Na segunda (8), via Platformer, a popular newsletter de Casey Newton, os fundadores do Substack disseram ter banido cinco newsletters nazistas apontadas por Casey e que estão desenvolvendo ferramentas de denúncia para que os leitores sinalizem outras publicações infratoras.
Resposta tardia e fraca, nem o próprio Casey, que havia dado um ultimato ao Substack prometendo migrar para outro canto se a política “nazi-friendly” não fosse revista, se convenceu.
Atualização (12/1, às 6h50): Casey anunciou que a Platformer deixará o Substack em poucos dias.
Há quem argumente que “eram só cinco newsletters”. O problema é que… bem, o Substack continua sendo um lugar receptivo a nazistas (literalmente nazistas), e isso não pega bem com quem não é nazista porque, para nós, “incitação à violência física” — a diretriz que enseja banimentos no Substack — é inerente à ideologia nazista.
Essa conexão não existe para os fundadores do Substack.

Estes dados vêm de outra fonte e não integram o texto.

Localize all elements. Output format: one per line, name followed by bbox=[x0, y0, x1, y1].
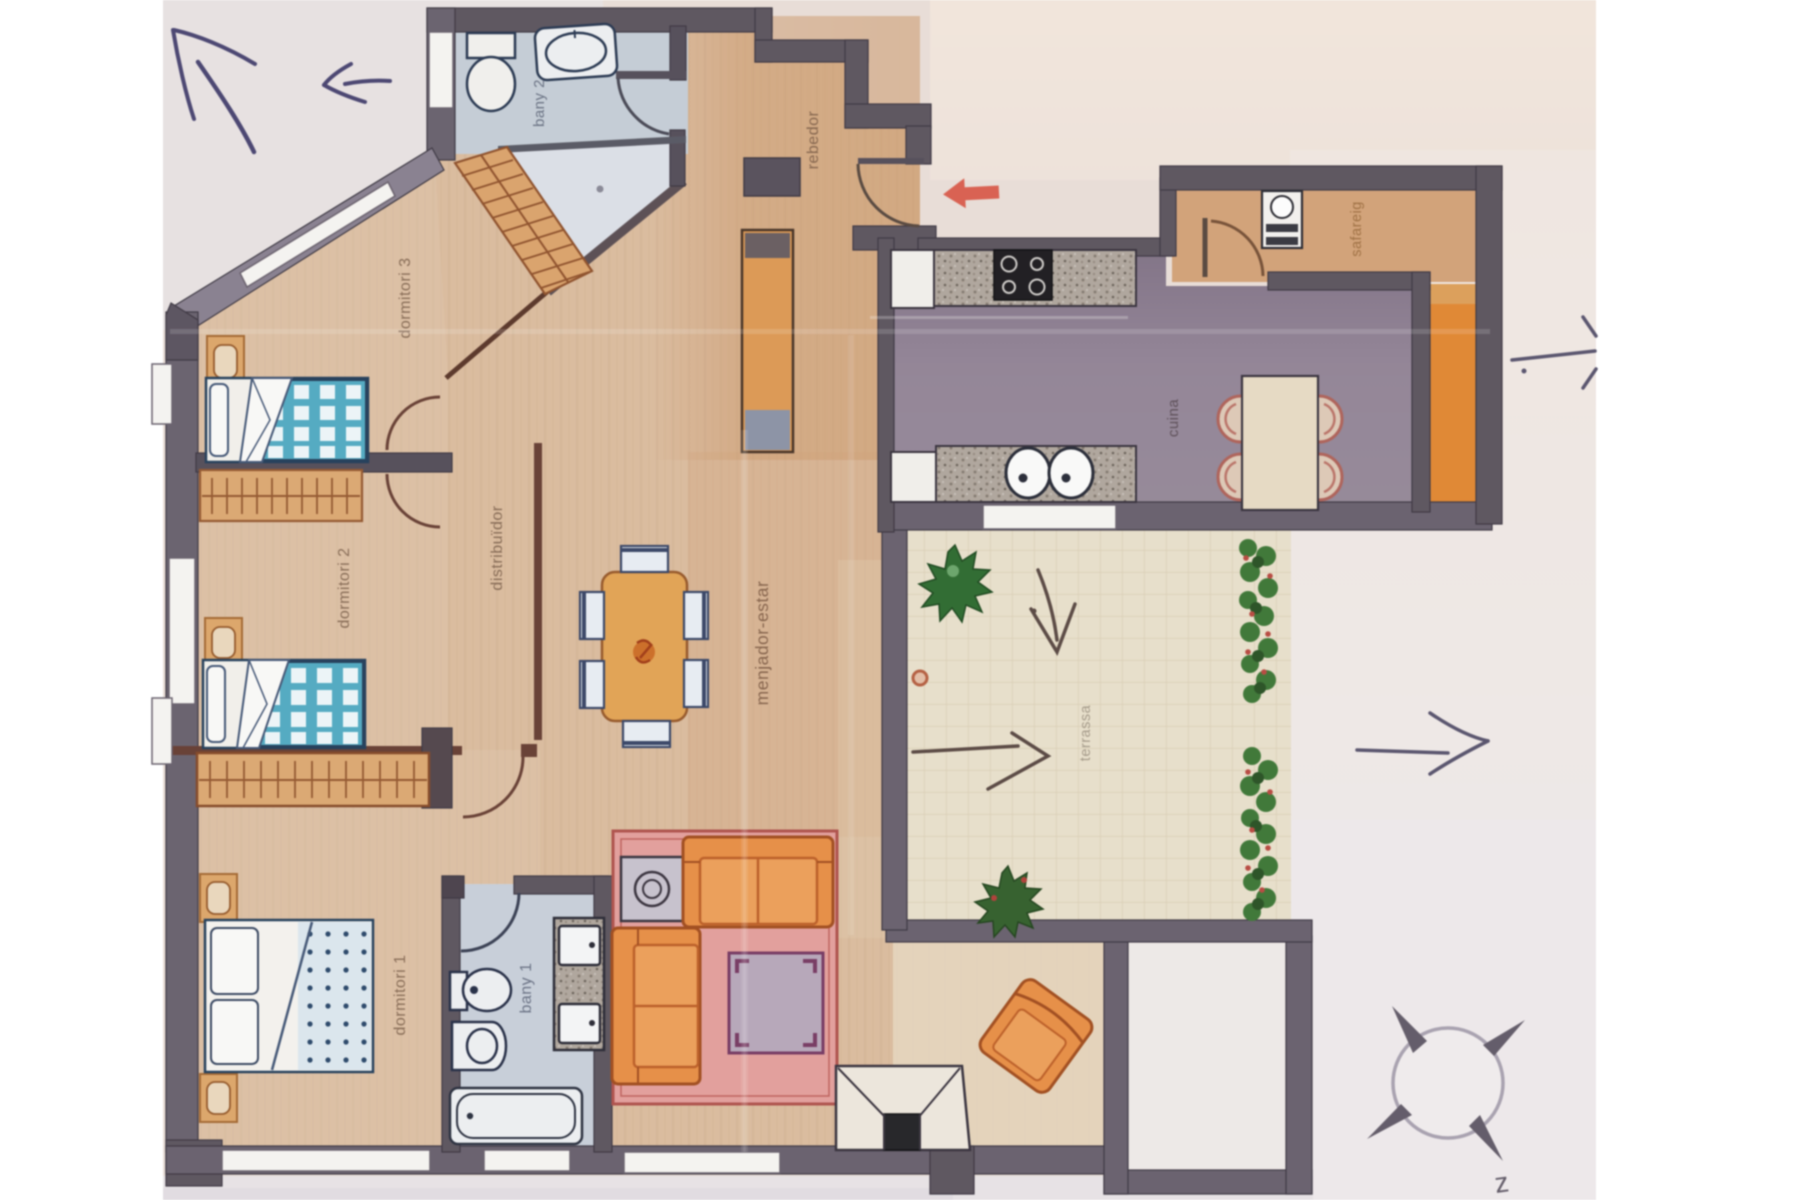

O que causa estranheza. É meio zoado você dizer abertamente que não se incomoda com nazistas no seu quintal, promovendo e lucrando em cima do seu serviço (e você mesmo lucrando em cima deles), ainda que seja o caso.
Nem Elon Musk, ele próprio cada vez mais embriagado de ideias erradas, ousou cruzar essa linha. (Ainda. Dia desses o assunto na pocilga dele era imigrantes ilegais tendo filhos nos EUA, o que talvez esteja a um passo de, sei lá, controle de natalidade para pobres? Eugenia?)
Quando abordei o assunto pela primeira vez neste Manual, disse que:
Para quem está estabelecido e tem muitos inscritos, é um caminho válido. Para o resto de nós, é complicado.
Essa frase gerou alguns ruídos. Por “estabelecido”, referi-me a donos(as) de newsletters com muitos inscritos e uma base de assinantes estável e grande o suficiente para se viver disso. Para eles é, de fato, mais fácil sair: há dinheiro e estrutura para uma migração complexa.
Já vemos essa previsão se materializar.
Molly White, do hilário Web 3 Is Going Great, pulou fora: migrou sua newsletter, a Citation Needed, para um servidor próprio usando o Ghost.
A Garbage Day, de Ryan Broderick, também vai zarpar do Substack.
A gratuidade do Substack dificulta a saída de quem tem uma newsletter apenas por hobby ou não faz grana o bastante para bancar alternativas (todas pagas), ou seja, é difícil para “o resto de nós”. Não julgo quem permanece lá.
No dia em que Hamish McKenzie, um dos fundadores do Substack, publicou aquela nota patética sobre como lidam com nazistas usando seu serviço, fiquei meio puto e cancelei todas as newsletters em que estava inscrito no Substack, umas 20 ou 30.
Em vez de receber os textos delas por e-mail, peguei os endereços dos feeds RSS e cadastrei todas no meu agregador (Miniflux dos assinantes do Manual).
Foi o ponto de equilíbrio que encontrei para ler pessoas interessantes e queridas e, ao mesmo tempo, dar distanciar-me do Substack. Pelo feed RSS, as pessoas perdem um inscrito, mas o mais importante é que o Substack perde um “usuário” e outras métricas que serão úteis na próxima vez que tiverem que mendigar dinheiro de investidores para manter aberto o bar de nazis que construíram.